Ma anche quelli, col tempo, subiscono una mutazione: da principio sono molti e appassionati; poi, piano piano, si trasformano in rari ma comunque interessati, fino ad arrivare a semplici messaggi di cortesia e di freddi auguri, di promesse di "rivedersi come ai vecchi tempi" mai mantenute senza un motivo preciso. Tutto ciò che rimane, alla fine della fiera, è un senso di amarezza e una domanda che ogni tanto bussa alle porte della nostra memoria: "chissà perché non ci vediamo più, quasi quasi le scrivo ma non vorrei disturbare..."
I volti che mi sorridono sulle fotografie, ormai, stanno correndo il rischio di scolorare in quelli di perfetti estranei: qualche tempo fa, addirittura, ho visto Chiara in giro e ho faticato a riconoscerla, salutando con un "ciao" freddo e incerto, senza smettere di pensare a quanto ci aveva unite in passato.
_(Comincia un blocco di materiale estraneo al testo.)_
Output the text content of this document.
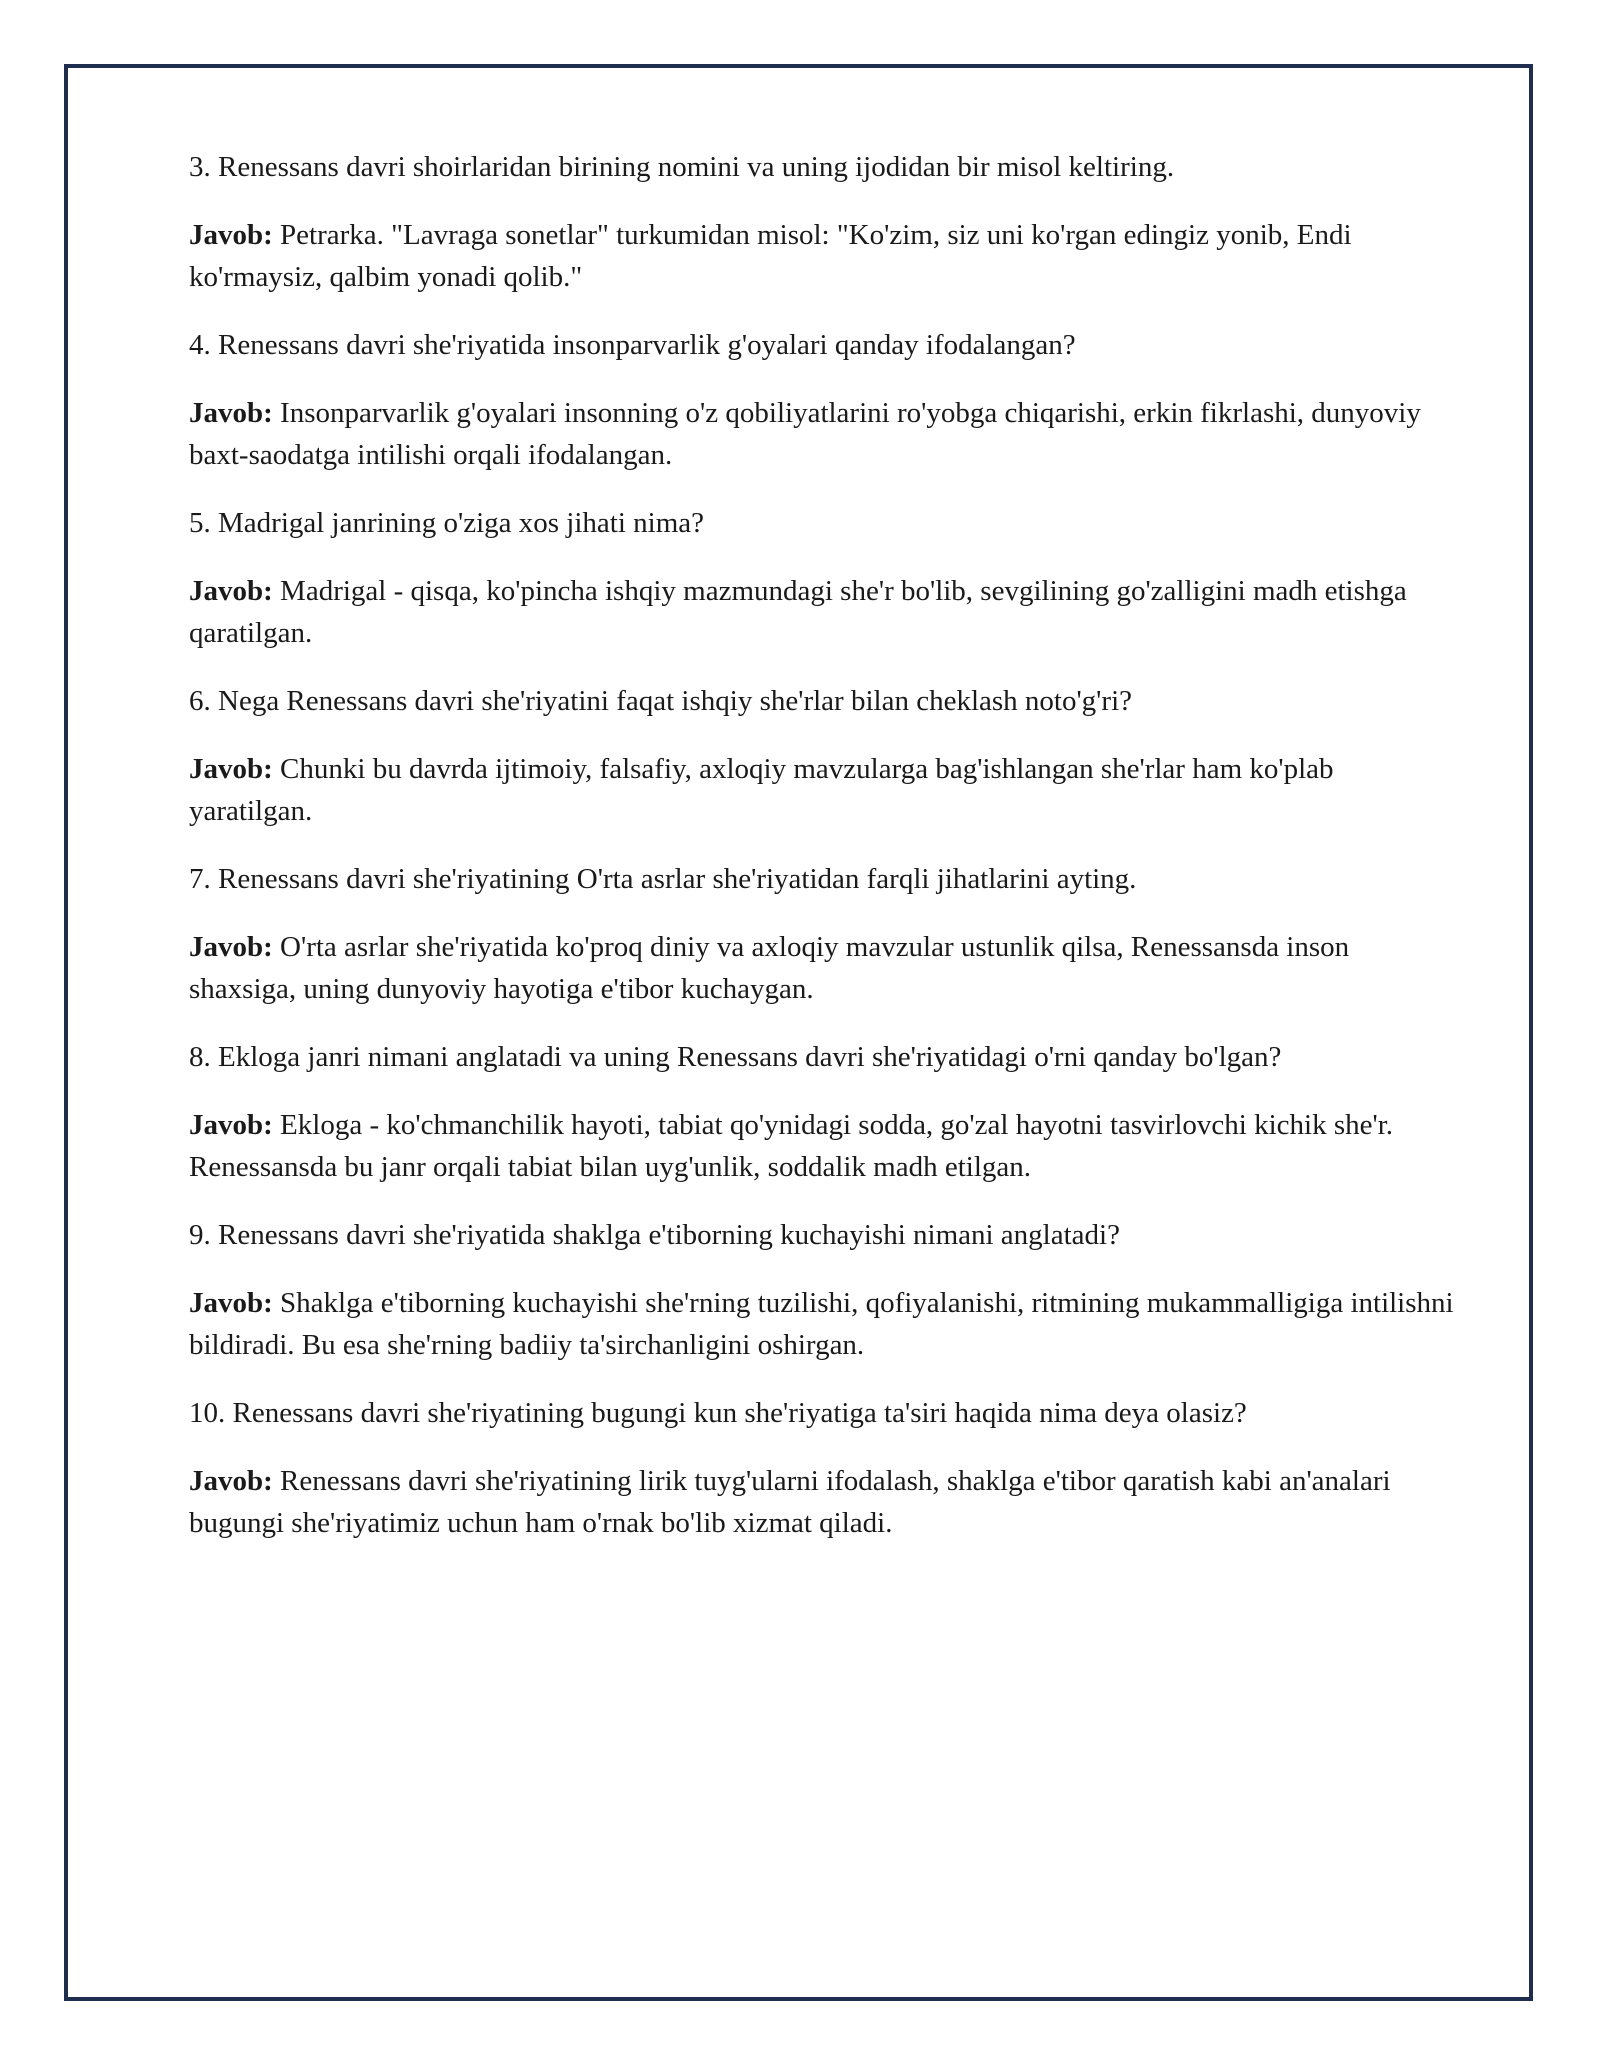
3. Renessans davri shoirlaridan birining nomini va uning ijodidan bir misol keltiring.

Javob: Petrarka. "Lavraga sonetlar" turkumidan misol: "Ko'zim, siz uni ko'rgan edingiz yonib, Endi ko'rmaysiz, qalbim yonadi qolib."

4. Renessans davri she'riyatida insonparvarlik g'oyalari qanday ifodalangan?

Javob: Insonparvarlik g'oyalari insonning o'z qobiliyatlarini ro'yobga chiqarishi, erkin fikrlashi, dunyoviy baxt-saodatga intilishi orqali ifodalangan.

5. Madrigal janrining o'ziga xos jihati nima?

Javob: Madrigal - qisqa, ko'pincha ishqiy mazmundagi she'r bo'lib, sevgilining go'zalligini madh etishga qaratilgan.

6. Nega Renessans davri she'riyatini faqat ishqiy she'rlar bilan cheklash noto'g'ri?

Javob: Chunki bu davrda ijtimoiy, falsafiy, axloqiy mavzularga bag'ishlangan she'rlar ham ko'plab yaratilgan.

7. Renessans davri she'riyatining O'rta asrlar she'riyatidan farqli jihatlarini ayting.

Javob: O'rta asrlar she'riyatida ko'proq diniy va axloqiy mavzular ustunlik qilsa, Renessansda inson shaxsiga, uning dunyoviy hayotiga e'tibor kuchaygan.

8. Ekloga janri nimani anglatadi va uning Renessans davri she'riyatidagi o'rni qanday bo'lgan?

Javob: Ekloga - ko'chmanchilik hayoti, tabiat qo'ynidagi sodda, go'zal hayotni tasvirlovchi kichik she'r. Renessansda bu janr orqali tabiat bilan uyg'unlik, soddalik madh etilgan.

9. Renessans davri she'riyatida shaklga e'tiborning kuchayishi nimani anglatadi?

Javob: Shaklga e'tiborning kuchayishi she'rning tuzilishi, qofiyalanishi, ritmining mukammalligiga intilishni bildiradi. Bu esa she'rning badiiy ta'sirchanligini oshirgan.

10. Renessans davri she'riyatining bugungi kun she'riyatiga ta'siri haqida nima deya olasiz?

Javob: Renessans davri she'riyatining lirik tuyg'ularni ifodalash, shaklga e'tibor qaratish kabi an'analari bugungi she'riyatimiz uchun ham o'rnak bo'lib xizmat qiladi.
Giro ancora una pagina dell'album e scopro che sono arrivata al termine: la foto di gruppo, con alle nostre spalle un paesaggio montano da cartolina, tanto bello da sembrare finto, tutti sorridenti anche se stanchi per la camminata fatta poco prima.
Lo chiudo, lo sistemo nello scatolone e torno a riordinare le restanti fotografie, ripensando a quanto sia buffa la vita.

Ho voluto far finta che quelle foto non esistessero per almeno un paio di anni: non per vergogna, ma perché vedendole mi sentivo cogliere da una fitta di amarezza che riportava a galla, non mi spiego ancora perché, gli sguardi inquisitori dei compagni di scuola, le occhiate cattive di Martino e le amiche che mi fissavano dall'alto facendomi sentire un'esclusa. In qualche modo, rivedendole, mi sentivo ancora la ragazzina in tuta con i capelli stropicciati e il viso senza trucco, avulsa dal mondo dei ragazzini normali.
Oggi, però, con una maturità che non credevo di aver sviluppato nell'ultimo biennio, sono riuscita solo a rivedere i momenti di semplice ed indimenticabile felicità. Certo, se non è impossibile è perlomeno improbabile che un giorno faremo una rimpatriata, e forse non erano realmente gli amici tanto sinceri che immaginavo fossero, ma non importava.
Forse, sotto sotto, ogni tanto sarei tornata anch'io indietro nel tempo.